[PATCHv7 01/11] clockevents: Prefer CPU local devices over global devices

Stephen Boyd sboyd at codeaurora.org
Thu Jun 6 18:38:48 EDT 2013


On 06/07, Daniel Lezcano wrote:
> On 06/06/2013 08:04 PM, Stephen Boyd wrote:
> > On 06/06, Daniel Lezcano wrote:
> >> On 06/03/2013 10:33 PM, Stephen Boyd wrote:
> >>> On an SMP system with only one global clockevent and a dummy
> >>> clockevent per CPU we run into problems. We want the dummy
> >>> clockevents to be registered as the per CPU tick devices, but
> >>> we can only achieve that if we register the dummy clockevents
> >>> before the global clockevent or if we artificially inflate the
> >>> rating of the dummy clockevents to be higher than the rating
> >>> of the global clockevent. Failure to do so leads to boot
> >>> hangs when the dummy timers are registered on all other CPUs
> >>> besides the CPU that accepted the global clockevent as its tick
> >>> device and there is no broadcast timer to poke the dummy
> >>> devices.
> >>>
> >>> If we're registering multiple clockevents and one clockevent is
> >>> global and the other is local to a particular CPU we should
> >>> choose to use the local clockevent regardless of the rating of
> >>> the device.
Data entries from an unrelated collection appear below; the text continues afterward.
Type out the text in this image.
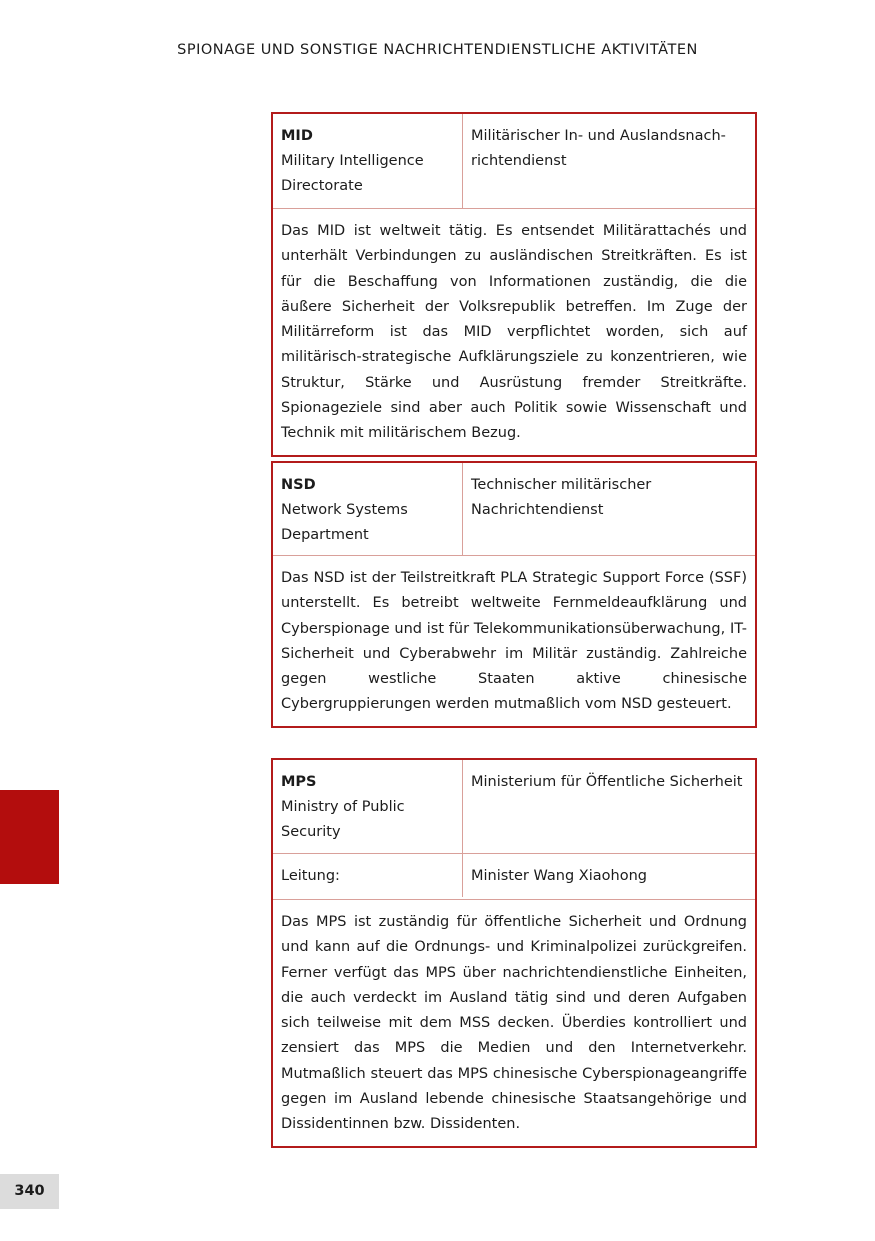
SPIONAGE UND SONSTIGE NACHRICHTENDIENSTLICHE AKTIVITÄTEN
MID
Military Intelligence Directorate
Militärischer In- und Auslandsnachrichtendienst
Das MID ist weltweit tätig. Es entsendet Militärattachés und unterhält Verbindungen zu ausländischen Streitkräften. Es ist für die Beschaffung von Informationen zuständig, die die äußere Sicherheit der Volksrepublik betreffen. Im Zuge der Militärreform ist das MID verpflichtet worden, sich auf militärisch-strategische Aufklärungsziele zu konzentrieren, wie Struktur, Stärke und Ausrüstung fremder Streitkräfte. Spionageziele sind aber auch Politik sowie Wissenschaft und Technik mit militärischem Bezug.
NSD
Network Systems Department
Technischer militärischer Nachrichtendienst
Das NSD ist der Teilstreitkraft PLA Strategic Support Force (SSF) unterstellt. Es betreibt weltweite Fernmeldeaufklärung und Cyberspionage und ist für Telekommunikationsüberwachung, IT-Sicherheit und Cyberabwehr im Militär zuständig. Zahlreiche gegen westliche Staaten aktive chinesische Cybergruppierungen werden mutmaßlich vom NSD gesteuert.
MPS
Ministry of Public Security
Ministerium für Öffentliche Sicherheit
Leitung:	Minister Wang Xiaohong
Das MPS ist zuständig für öffentliche Sicherheit und Ordnung und kann auf die Ordnungs- und Kriminalpolizei zurückgreifen. Ferner verfügt das MPS über nachrichtendienstliche Einheiten, die auch verdeckt im Ausland tätig sind und deren Aufgaben sich teilweise mit dem MSS decken. Überdies kontrolliert und zensiert das MPS die Medien und den Internetverkehr. Mutmaßlich steuert das MPS chinesische Cyberspionageangriffe gegen im Ausland lebende chinesische Staatsangehörige und Dissidentinnen bzw. Dissidenten.
340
This way, if the clockevent is a dummy it will take
> >>> the tick device duty as long as there isn't a higher rated tick
> >>> device and any global clockevent will be bumped out into
> >>> broadcast mode, fixing the problem described above.
> >>
> >> It is not clear the connection between the changelog, the patch and the
> >> comment. Could you clarify a bit ?
> >>
> > 
> > There is one tick device per-cpu and one broadcast device. The
> > broadcast device can only be a global clockevent, whereas the
> > per-cpu tick device can be a global clockevent or a per-cpu
> > clockevent. The code tries hard to keep per-cpu clockevents in
> > the tick device slots but it has an ordering/rating requirement
> > that doesn't work when there are only dummy per-cpu devices and
> > one global device.
> > 
> > Perhaps an example will help. Let's say you only have one global
> > clockevent such as the sp804, and you have SMP enabled. To
> > support SMP we have to register dummy clockevents on each CPU so
> > that the sp804 can go into broadcast mode. If we don't do this,
> > only the CPU that registered the sp804 will get interrupts while
> > the other CPUs will be left with no tick device and thus no
> > scheduling. To fix this we register dummy clockevents on all the
> > CPUs _before_ we register the sp804 to force the sp804 into the
> > broadcast slot. Or we give the dummy clockevents a higher rating
> > than the sp804 so that when we register them after the sp804 the
> > sp804 is bumped out to broadcast duty.
> > 
> > If the dummy devices are registered before the sp804 we can give
> > the dummies a low rating and the sp804 will still go into the
> > broadcast slot due to this code:
> > 
> > 	/*
> > 	 * If we have a cpu local device already, do not replace it
> > 	 * by a non cpu local device
> > 	 */
> > 	if (curdev && cpumask_equal(curdev->cpumask, cpumask_of(cpu)))
> > 		goto out_bc;
> > 
> > If we register the sp804 before the dummies we're also fine as
> > long as the rating of the dummy is more than the sp804.  Playing
> > games with the dummy rating is not very nice so this patch fixes
> > it by allowing the per-cpu device to replace the global device no
> > matter what the rating of the global device is.
> > 
> > This fixes the sp804 case when the dummy is rated lower than
> > sp804 and it removes any ordering requirement from the
> > registration of clockevents. It also completes the logic above
> > where we prefer cpu local devices over non cpu local devices.
> 
> Thanks for the detailed explanation.
> 
> Did Thomas reacted to this patch ?
> 

So far there has been no response from Thomas.